Yine Ali Fuat Paşa, Şefik Paşa’yı telgraf başına çağırtarak kendisine ihtarda bulunmuş ve şifre yasağının 24 saat içinde kaldırılmasını, aksi takdirde bütün postaneleri askeri işgal altına alarak şifre ile haberleşmeye devam edileceğini bildirmiş ve bu uyarıya bütün kolordular destek vermişlerdir.
Düşman yandaşlığının ezici baskı ve teslimiyet ortamında az sayıda telgrafçı, savaşın iletişim kanallarının açık kalması için mücadele etmiş, kesilen telleri onarmış, direkleri yenilemiş, postaneleri İngiliz işgaline, kontrolüne karşı canıyla korumuş, Atatürk’ün 'telgraf savaşı'na cepheden katılmıştır.
Yazı dizimizin bu bölümünde Doç. Dr. Mustafa Gül’ün Atatürk Araştırma Dergisi’nde yayımlanan Bir Telgraf Memurunun İfadesiyle Mütâreke Döneminde İstanbul-Anadolu Haberleşmesi adlı yazısından yaptığımız derlemeyi aktarıyoruz...
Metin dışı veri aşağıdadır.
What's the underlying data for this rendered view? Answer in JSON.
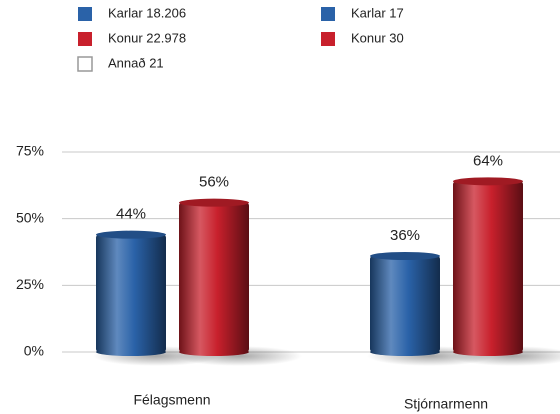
{
  "chart_data": {
    "type": "bar",
    "legend": [
      {
        "label": "Karlar 18.206",
        "color": "#2a62a8"
      },
      {
        "label": "Konur 22.978",
        "color": "#c8202c"
      },
      {
        "label": "Annað 21",
        "color": "#ffffff"
      },
      {
        "label": "Karlar 17",
        "color": "#2a62a8"
      },
      {
        "label": "Konur 30",
        "color": "#c8202c"
      }
    ],
    "categories": [
      "Félagsmenn",
      "Stjórnarmenn"
    ],
    "series": [
      {
        "color": "#2a62a8",
        "values": [
          44,
          36
        ],
        "value_labels": [
          "44%",
          "36%"
        ]
      },
      {
        "color": "#c8202c",
        "values": [
          56,
          64
        ],
        "value_labels": [
          "56%",
          "64%"
        ]
      }
    ],
    "ylim": [
      0,
      75
    ],
    "yticks": [
      {
        "value": 0,
        "label": "0%"
      },
      {
        "value": 25,
        "label": "25%"
      },
      {
        "value": 50,
        "label": "50%"
      },
      {
        "value": 75,
        "label": "75%"
      }
    ],
    "grid": true
  }
}
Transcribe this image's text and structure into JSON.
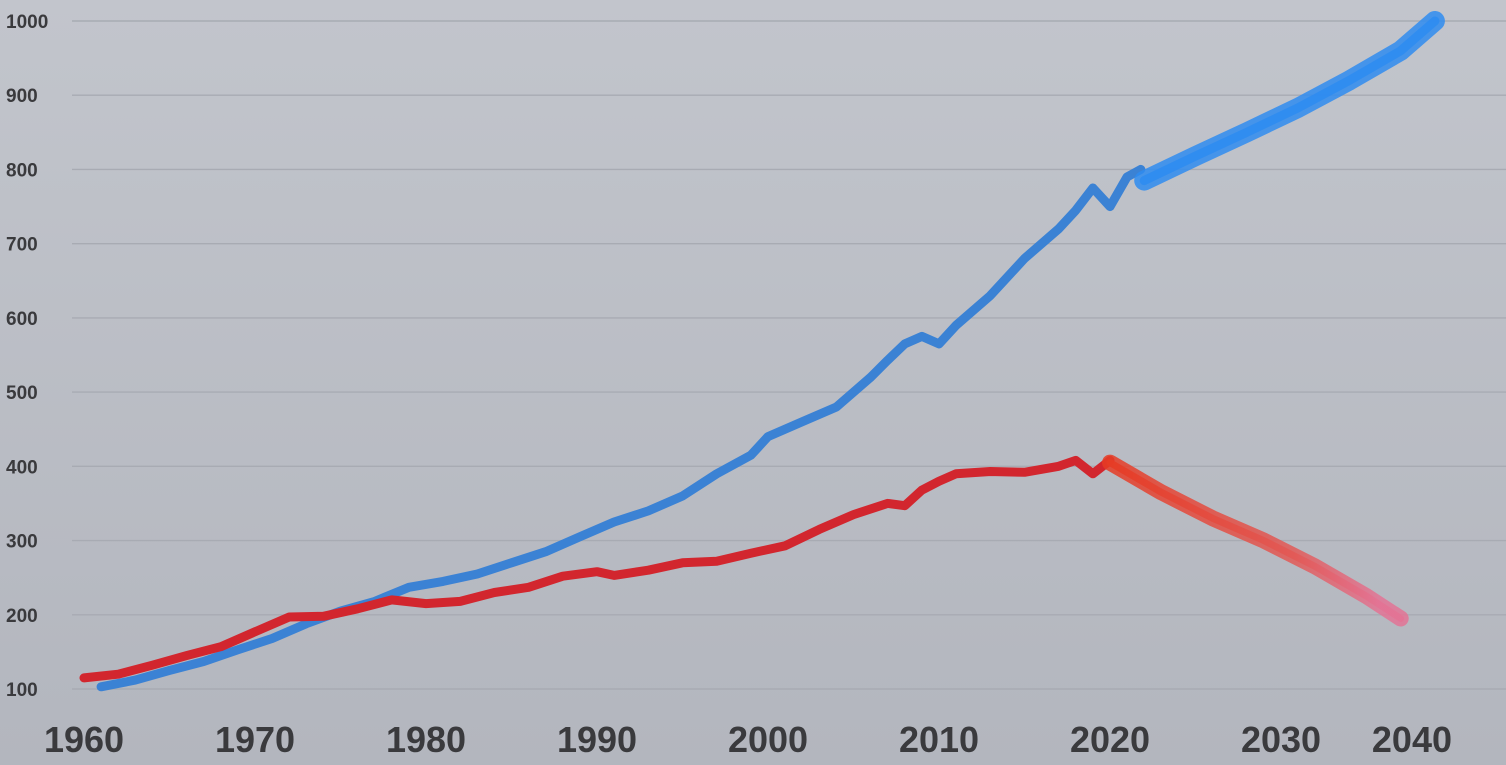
{
  "chart_data": {
    "type": "line",
    "title": "",
    "xlabel": "",
    "ylabel": "",
    "xlim": [
      1960,
      2040
    ],
    "ylim": [
      100,
      1000
    ],
    "x_ticks": [
      1960,
      1970,
      1980,
      1990,
      2000,
      2010,
      2020,
      2030,
      2040
    ],
    "y_ticks": [
      100,
      200,
      300,
      400,
      500,
      600,
      700,
      800,
      900,
      1000
    ],
    "grid": "horizontal",
    "colors": {
      "background": "#b9bcc3",
      "grid": "#a8abb3",
      "tick_text": "#3a3a3d",
      "blue_actual": "#3b82d4",
      "blue_projection": "#2f8cf0",
      "red_actual": "#d2262e",
      "red_projection": "#e8502e",
      "red_projection_end": "#e06a86"
    },
    "series": [
      {
        "name": "blue-actual",
        "style": "actual",
        "color": "#3b82d4",
        "x": [
          1961,
          1963,
          1965,
          1967,
          1969,
          1971,
          1973,
          1975,
          1977,
          1979,
          1981,
          1983,
          1985,
          1987,
          1989,
          1991,
          1993,
          1995,
          1997,
          1999,
          2000,
          2002,
          2004,
          2006,
          2007,
          2008,
          2009,
          2010,
          2011,
          2013,
          2015,
          2017,
          2018,
          2019,
          2020,
          2021,
          2021.8
        ],
        "values": [
          103,
          112,
          125,
          137,
          153,
          168,
          188,
          205,
          218,
          237,
          245,
          255,
          270,
          285,
          305,
          325,
          340,
          360,
          390,
          415,
          440,
          460,
          480,
          520,
          543,
          565,
          575,
          565,
          590,
          630,
          680,
          720,
          745,
          775,
          750,
          790,
          800
        ]
      },
      {
        "name": "blue-projection",
        "style": "projection",
        "color": "#2f8cf0",
        "x": [
          2022,
          2025,
          2028,
          2031,
          2034,
          2037,
          2039
        ],
        "values": [
          785,
          818,
          850,
          883,
          920,
          960,
          1000
        ]
      },
      {
        "name": "red-actual",
        "style": "actual",
        "color": "#d2262e",
        "x": [
          1960,
          1962,
          1964,
          1966,
          1968,
          1970,
          1972,
          1974,
          1976,
          1978,
          1980,
          1982,
          1984,
          1986,
          1988,
          1990,
          1991,
          1993,
          1995,
          1997,
          1999,
          2001,
          2003,
          2005,
          2007,
          2008,
          2009,
          2010,
          2011,
          2013,
          2015,
          2017,
          2018,
          2019,
          2020
        ],
        "values": [
          115,
          120,
          132,
          145,
          157,
          177,
          197,
          198,
          208,
          220,
          215,
          218,
          230,
          237,
          252,
          258,
          253,
          260,
          270,
          272,
          283,
          293,
          315,
          335,
          350,
          347,
          368,
          380,
          390,
          393,
          392,
          400,
          408,
          390,
          408
        ]
      },
      {
        "name": "red-projection",
        "style": "projection",
        "color": "#e8502e",
        "x": [
          2020,
          2023,
          2026,
          2029,
          2032,
          2035,
          2037
        ],
        "values": [
          405,
          365,
          330,
          300,
          265,
          225,
          195
        ]
      }
    ]
  }
}
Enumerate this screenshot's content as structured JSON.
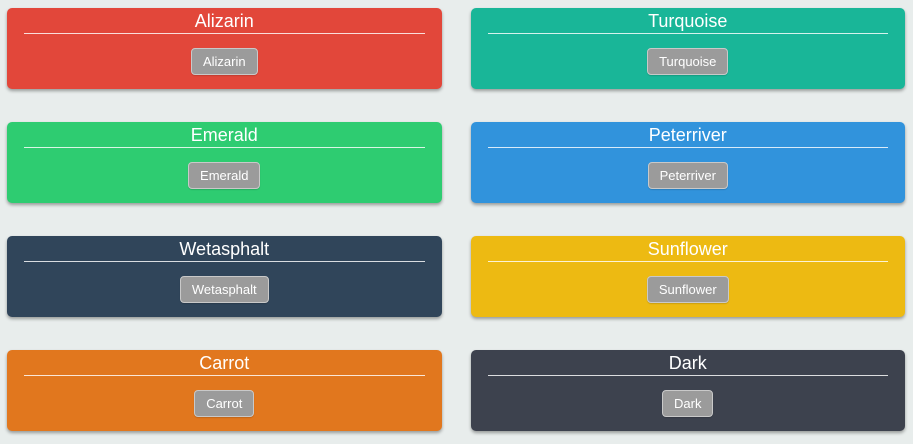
{
  "page": {
    "background_color": "#e8edec"
  },
  "button_style": {
    "background_color": "#9b9b9b",
    "border_color": "#c9c9c9",
    "text_color": "#ffffff"
  },
  "cards": [
    {
      "title": "Alizarin",
      "button_label": "Alizarin",
      "color": "#e2473a"
    },
    {
      "title": "Turquoise",
      "button_label": "Turquoise",
      "color": "#19b698"
    },
    {
      "title": "Emerald",
      "button_label": "Emerald",
      "color": "#2ecc71"
    },
    {
      "title": "Peterriver",
      "button_label": "Peterriver",
      "color": "#3193dc"
    },
    {
      "title": "Wetasphalt",
      "button_label": "Wetasphalt",
      "color": "#30455a"
    },
    {
      "title": "Sunflower",
      "button_label": "Sunflower",
      "color": "#edba12"
    },
    {
      "title": "Carrot",
      "button_label": "Carrot",
      "color": "#e1771e"
    },
    {
      "title": "Dark",
      "button_label": "Dark",
      "color": "#3d424e"
    }
  ]
}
Mondros Mütarekesi’nin imzalanmasından sonra Anadolu’nun muhtelif yerleri işgal edilmişti. Bu işgal zincirini devam ettiren gelişmelerin önemli bir adımı da İstanbul’da atılmış, 13 Kasım 1918 tarihinde Dolmabahçe önlerine gelen İtilâf Devletleri’ne ait bir donanma, İstanbul’un fiilen işgal edildiğini âdeta haber veren bir görüntü ortaya çıkarmıştı. İtilâf Devletleri’nin yetkilileri bu fiilî işgali her seferinde reddetmiş olmalarına rağmen, işgalin ortaya çıkarabileceği bütün unsurlar İstanbul’da tam anlamıyla belirmiş ve bu devletler artık bu fiilî işgali resmî bir işgale dönüştürmek için hemen bütün hazırlıklarını da tamamlamışlardı.
İstanbul’da çeşitli binalara yerleşen İtilâf askerleri; uzun bir bekleyişten sonra Anadolu’da başlayan millî direniş hareketleri ve İstanbul’daki gelişmeleri dikkatle izlemeye ve elde ettikleri bilgileri raporlar halinde ülkelerine bildirmeye başladılar. İtilâf hükümetleri ile İstanbul’daki temsilcilikleri arasında yoğun bir haberleşme trafiği devam etti.
Bu arada Anadolu’da Erzurum ve Sivas Kongreleri yapılmış, Sivas Kongresi’nden sonra Amasya’da varılan mutabakat nedeni ile, yurtta seçimlerin yapılması ve Osmanlı Mebuslar Meclisi’nin açılması, bir anlamda Anadolu’daki Kuvâ-yı Millîye hareketinin yönetimi olan Heyet-i Temsiliye ile İstanbul Hükümeti arasında 'Amasya Protokolü' ile kararlaştırılmış, yapılan seçimler neticesinde Müdâfaa-i Hukuk düşüncesine mensup bir çok kişi, bu arada Mustafa Kemal Paşa da son Osmanlı Mebuslar Meclisi’ne manevî bağlarla medyun bulunduğu Erzurum’dan milletvekili seçilmiştir.
Oluşan yeni Meclis’in İstanbul’da toplanması, Misâk-ı Millî Kararları’nı alıp, kamuoyuna bunları ilân etmesi ve İstanbul’daki Meclis’in Erzurum ve Sivas Kongresi kararlarını aynen benimsemesi ve nihayet Anadolu ve Rumeli Müdafaa-i Hukuk Cemiyeti ile İstanbul Hükümeti arasındaki yakın ilişkiler, İtilâf kuvvetlerini harekete geçirmiş, İstanbul’daki Meclis ile diğer millî kuruluşların dağıtılması yoluna gidilmiştir.